Others have suggested that dural metastases from leukemia may contribute to the development of chronic subdural hematomas in patients with leukemia. In 2020, a study of rats by Liu et al. showed that dural lymphatics are important channels for subdural hematoma drainage into the extracranial space (8). Approximately 5–8% of acute myeloblastic leukemia can present with leukocyte stasis at diagnosis (3), and leukocyte stasis can lead to lymphatic drainage dysfunction, which may block dural lymphatic drainage pathways when it invades the dura, thereby reducing the absorption of chronic subdural hematomas (8). Our patient presented with only atypical thrombocytopenia at onset and did not show leukocyte stasis; thus, this theory fails to explain the onset of the disease in this patient. In addition, leukemia cells metastasize along the walls of the blood vessels that connect the skull to the dura mater, and malignant cells are deposited in the dura mater, leading to occlusion and rupture of the dural vessels, and then blood enters the subdural space inducing chronic subdural hematomas (9, 10). In addition, the necrosis of tumor cells in the dura mater infiltrated by leukemia cells and the decrease in the number of platelets all contribute to the development of the disease (11, 12). As some scholars point out, use of anticoagulants or antiplatelet agents may predispose to subdural hematomas (5). However, our patient did not take anticoagulants and antiplatelet drugs. In conclusion, the pathogenesis of our case was that leukemic cells were deposited in the dura mater, causing occlusion and rupture of the dural vessels. In addition, the decrease of platelets also promotes the development of the disease.

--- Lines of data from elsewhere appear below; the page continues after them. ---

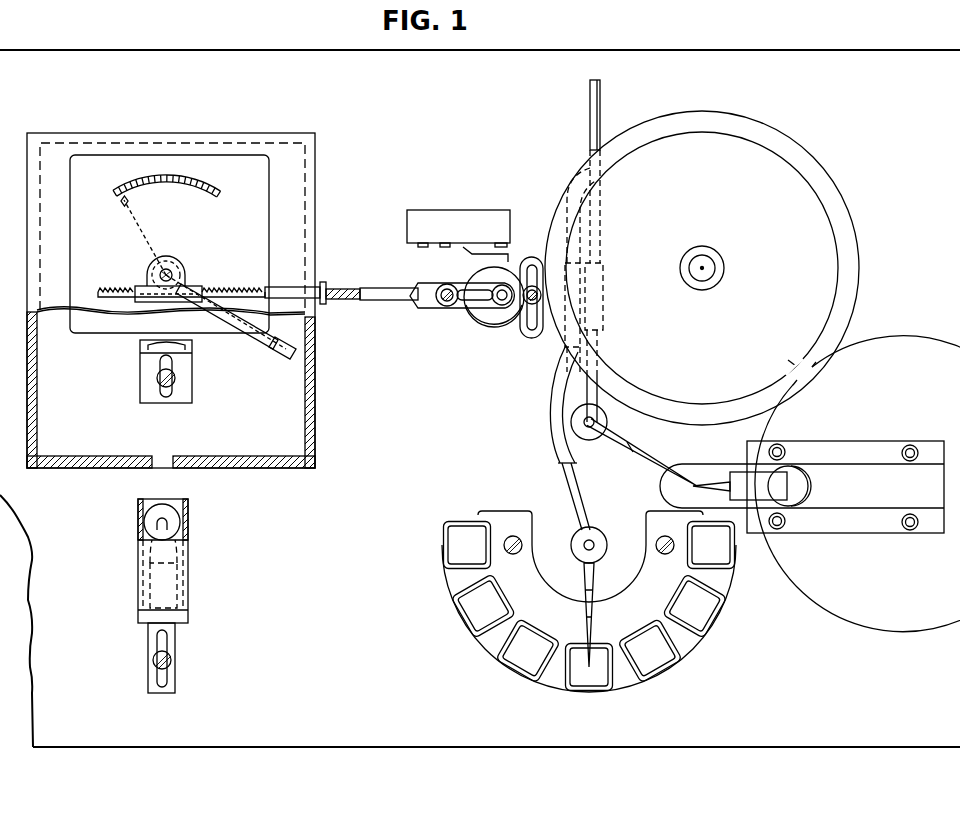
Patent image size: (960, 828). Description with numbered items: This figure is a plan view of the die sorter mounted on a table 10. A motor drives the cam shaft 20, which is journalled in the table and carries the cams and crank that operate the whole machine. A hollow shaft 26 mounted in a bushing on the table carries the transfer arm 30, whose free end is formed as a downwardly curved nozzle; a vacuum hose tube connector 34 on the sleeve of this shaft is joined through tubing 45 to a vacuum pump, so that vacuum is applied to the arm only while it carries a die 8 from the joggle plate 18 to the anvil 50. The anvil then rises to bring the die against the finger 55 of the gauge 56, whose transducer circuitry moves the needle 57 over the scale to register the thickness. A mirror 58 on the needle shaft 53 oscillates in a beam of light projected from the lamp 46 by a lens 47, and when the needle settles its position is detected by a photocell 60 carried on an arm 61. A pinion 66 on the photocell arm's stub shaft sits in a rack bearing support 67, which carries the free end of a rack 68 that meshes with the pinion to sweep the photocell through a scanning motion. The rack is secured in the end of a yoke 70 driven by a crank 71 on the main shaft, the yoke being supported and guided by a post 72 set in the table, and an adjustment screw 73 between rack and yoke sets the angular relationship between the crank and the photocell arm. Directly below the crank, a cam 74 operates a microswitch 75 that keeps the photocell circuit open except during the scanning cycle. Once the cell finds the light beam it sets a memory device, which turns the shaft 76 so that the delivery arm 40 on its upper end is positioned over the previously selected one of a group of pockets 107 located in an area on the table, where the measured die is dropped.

The die 8 is at (706, 418).
The table 10 is at (299, 618).
The joggle plate 18 is at (792, 212).
The cam shaft 20 is at (503, 305).
The hollow shaft 26 is at (590, 434).
The transfer arm 30 is at (643, 455).
The vacuum hose tube connector 34 is at (574, 488).
The delivery arm 40 is at (591, 580).
The tubing 45 is at (590, 110).
The lamp 46 is at (143, 522).
The lens 47 is at (143, 348).
The anvil 50 is at (676, 496).
The needle shaft 53 is at (166, 272).
The finger 55 is at (716, 485).
The gauge 56 is at (232, 240).
The needle 57 is at (137, 221).
The mirror 58 is at (181, 268).
The photocell 60 is at (276, 344).
The arm 61 is at (243, 322).
The pinion 66 is at (152, 263).
The rack bearing support 67 is at (152, 302).
The rack 68 is at (118, 291).
The yoke 70 is at (430, 306).
The crank 71 is at (490, 322).
The post 72 is at (448, 304).
The adjustment screw 73 is at (324, 289).
The cam 74 is at (474, 274).
The microswitch 75 is at (460, 222).
The shaft 76 is at (592, 542).
The pockets 107 is at (655, 665).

The main treatment included surgical and pharmacological treatment. Surgery is required when the thickness of the hematoma exceeds 10 mm and the midline shift is >5 mm (13). Surgical options include large trauma craniotomy to remove the hematoma [now rarely used due to a high risk of trauma and postoperative complications (14)], trepanation and drainage, endoscopic removal, minimally invasive puncture to drain the hematoma, and middle meningeal artery embolization (14, 15). With long-term clinical practice, the safety and efficacy of trepanation and drainage in chronic subdural hematoma is now widely recognized, and this method is currently the most widely used procedure in clinical practice (15, 16). Our patient received CT reexamination, which showed a 15-mm shift of the midline structures and a hematoma with a maximum thickness > 10 mm; thus, trepanation and drainage were performed. Postoperative brain CT scans showed that the hematoma was completely cleared without residue.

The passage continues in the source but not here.